According to WHO, at least 80% of COVID-19 cases are mild and can be managed as outpatients [24]. However, patients who develop critical symptoms may require hospital admission and oxygen therapy to reduce mortality [36]. We observed that most health facilities managing COVID-19 patients did not have an adequate supply of oxygen. This, too, was reported in several African countries during the peaks of COVID-19 cases [37]. These shortages have been attributed to increased demand and high consumption of oxygen by COVID-19 patients [37,38,39]; according to WHO, when comparing oxygen consumption, COVID-19 patients require three times more oxygen than non-COVID-19 patients [39, 40]. The high demand for oxygen during peaks of COVID-19 waves led to the malfunctioning of oxygen plants initially installed in Uganda’s referral facilities [41, 42]. Beyond this, there were inadequate numbers of oxygen cylinders in relation to rising COVID-19 cases [37]. To solve oxygen shortages during and after the second wave, the MoH procured more oxygen cylinders (43,44), other companies started producing oxygen in-country [42], and a large oxygen production plant was installed at the national hospital [43].
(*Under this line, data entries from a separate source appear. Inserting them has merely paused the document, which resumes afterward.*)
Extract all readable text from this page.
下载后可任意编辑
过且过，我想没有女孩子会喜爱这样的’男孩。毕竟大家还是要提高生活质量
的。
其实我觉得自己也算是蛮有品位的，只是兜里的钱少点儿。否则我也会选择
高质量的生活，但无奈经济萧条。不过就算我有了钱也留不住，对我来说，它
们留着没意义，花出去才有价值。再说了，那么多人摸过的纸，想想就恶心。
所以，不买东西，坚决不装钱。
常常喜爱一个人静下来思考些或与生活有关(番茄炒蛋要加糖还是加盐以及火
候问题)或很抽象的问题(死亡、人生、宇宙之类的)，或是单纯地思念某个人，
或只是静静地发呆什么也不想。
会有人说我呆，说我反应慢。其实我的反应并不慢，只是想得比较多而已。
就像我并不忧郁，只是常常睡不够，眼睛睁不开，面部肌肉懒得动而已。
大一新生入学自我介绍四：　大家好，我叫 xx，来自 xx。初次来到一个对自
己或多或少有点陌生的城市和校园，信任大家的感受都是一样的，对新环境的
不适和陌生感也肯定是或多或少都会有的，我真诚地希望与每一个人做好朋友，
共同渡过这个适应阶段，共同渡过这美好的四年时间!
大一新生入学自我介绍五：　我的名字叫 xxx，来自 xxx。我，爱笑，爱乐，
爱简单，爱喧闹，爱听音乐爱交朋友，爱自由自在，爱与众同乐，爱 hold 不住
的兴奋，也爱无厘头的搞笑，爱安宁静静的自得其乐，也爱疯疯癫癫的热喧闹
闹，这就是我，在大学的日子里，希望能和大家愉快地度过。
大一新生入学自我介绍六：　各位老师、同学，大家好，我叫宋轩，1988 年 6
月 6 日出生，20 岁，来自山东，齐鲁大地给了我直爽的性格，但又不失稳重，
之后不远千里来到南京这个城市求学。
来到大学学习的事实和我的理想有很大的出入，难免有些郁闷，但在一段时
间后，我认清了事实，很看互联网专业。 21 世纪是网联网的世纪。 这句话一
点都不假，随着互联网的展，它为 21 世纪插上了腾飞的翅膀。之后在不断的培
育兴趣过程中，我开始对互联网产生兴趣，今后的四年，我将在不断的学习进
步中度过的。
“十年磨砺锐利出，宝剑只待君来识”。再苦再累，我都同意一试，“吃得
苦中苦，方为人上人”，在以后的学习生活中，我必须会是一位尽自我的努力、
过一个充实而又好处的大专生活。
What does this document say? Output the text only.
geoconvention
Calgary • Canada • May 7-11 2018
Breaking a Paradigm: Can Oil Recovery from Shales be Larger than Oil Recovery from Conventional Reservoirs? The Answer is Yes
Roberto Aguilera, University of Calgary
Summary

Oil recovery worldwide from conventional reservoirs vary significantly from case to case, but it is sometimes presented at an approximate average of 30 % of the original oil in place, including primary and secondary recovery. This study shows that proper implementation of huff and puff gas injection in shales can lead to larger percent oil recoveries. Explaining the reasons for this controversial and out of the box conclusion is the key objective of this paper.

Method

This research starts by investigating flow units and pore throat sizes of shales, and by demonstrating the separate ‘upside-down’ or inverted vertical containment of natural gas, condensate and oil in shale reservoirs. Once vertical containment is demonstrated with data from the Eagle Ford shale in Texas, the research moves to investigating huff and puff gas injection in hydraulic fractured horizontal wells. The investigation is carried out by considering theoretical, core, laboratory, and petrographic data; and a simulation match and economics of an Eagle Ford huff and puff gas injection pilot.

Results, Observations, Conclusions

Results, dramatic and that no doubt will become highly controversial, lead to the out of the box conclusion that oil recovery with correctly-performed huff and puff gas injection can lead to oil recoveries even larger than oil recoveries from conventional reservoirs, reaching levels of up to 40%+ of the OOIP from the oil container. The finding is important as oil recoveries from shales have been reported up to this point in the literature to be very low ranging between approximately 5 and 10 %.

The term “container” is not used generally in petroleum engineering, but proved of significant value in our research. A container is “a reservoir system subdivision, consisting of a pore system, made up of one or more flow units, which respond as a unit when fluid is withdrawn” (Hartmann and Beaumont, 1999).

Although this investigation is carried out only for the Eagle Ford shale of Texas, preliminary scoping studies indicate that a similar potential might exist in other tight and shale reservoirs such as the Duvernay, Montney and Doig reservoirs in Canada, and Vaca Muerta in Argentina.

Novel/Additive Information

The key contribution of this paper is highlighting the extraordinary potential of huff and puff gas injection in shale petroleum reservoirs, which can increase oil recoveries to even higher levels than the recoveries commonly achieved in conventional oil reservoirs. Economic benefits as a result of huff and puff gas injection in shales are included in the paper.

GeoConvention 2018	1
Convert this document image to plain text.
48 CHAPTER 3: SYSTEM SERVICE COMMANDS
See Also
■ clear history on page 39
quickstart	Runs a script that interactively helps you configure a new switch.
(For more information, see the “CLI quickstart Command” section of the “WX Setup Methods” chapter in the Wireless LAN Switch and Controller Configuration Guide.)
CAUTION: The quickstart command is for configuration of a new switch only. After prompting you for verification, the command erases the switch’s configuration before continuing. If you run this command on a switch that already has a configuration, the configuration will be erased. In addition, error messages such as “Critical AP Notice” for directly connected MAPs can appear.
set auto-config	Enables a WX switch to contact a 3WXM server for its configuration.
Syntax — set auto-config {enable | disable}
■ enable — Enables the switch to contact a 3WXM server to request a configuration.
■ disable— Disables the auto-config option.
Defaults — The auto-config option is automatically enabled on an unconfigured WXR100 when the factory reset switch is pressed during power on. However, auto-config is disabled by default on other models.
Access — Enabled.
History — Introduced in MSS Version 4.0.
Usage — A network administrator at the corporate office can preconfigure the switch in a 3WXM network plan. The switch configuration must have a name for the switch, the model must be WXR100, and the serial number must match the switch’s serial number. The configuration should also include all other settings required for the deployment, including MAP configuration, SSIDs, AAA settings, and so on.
There were some limitations in the assessment. Responders may have been biased to seem more prepared than they were, or even less prepared in order to advocate for additional support such as training staff. In addition, due to variabilities in training and supply of essential medicines and PPE across the health facilities, it was challenging to attribute the gaps in specific facilities to specific causes. We were un able to reach the anticipated number of lower level health facilities due to some districts missing particular levels of health facilities. Nevertheless, we subjected our calculations to weighting to cater for the differences in the health facilities.

Conclusion

Few health facilities were ready to manage COVID-19, necessitating additional support from the Government of Uganda and other supporting partners. Major gaps were in essential drugs, PPEs, and oxygen, and the capacity to admit more COVID-19 patients. We presented our findings to the MoH, and the incident management team utilized them to support the health facilities in the response. In addition, the findings from the survey were utilised by the MoH to plan for the possible future COVID-19 case surges: for example, more oxygen cylinders were procured for the health facilities to prevent oxygen shortages during other surges. The National Medical Stores made an emergency supply of medicines and personal protective equipment to the under-equipped referral hospitals. Also, an isolation ward was created at Kiruddu National Referral Hospital to separate COVID-19 patients from those with other medical conditions. Infection prevention and control were strengthened and respiratory areas were created in health facilities across the country.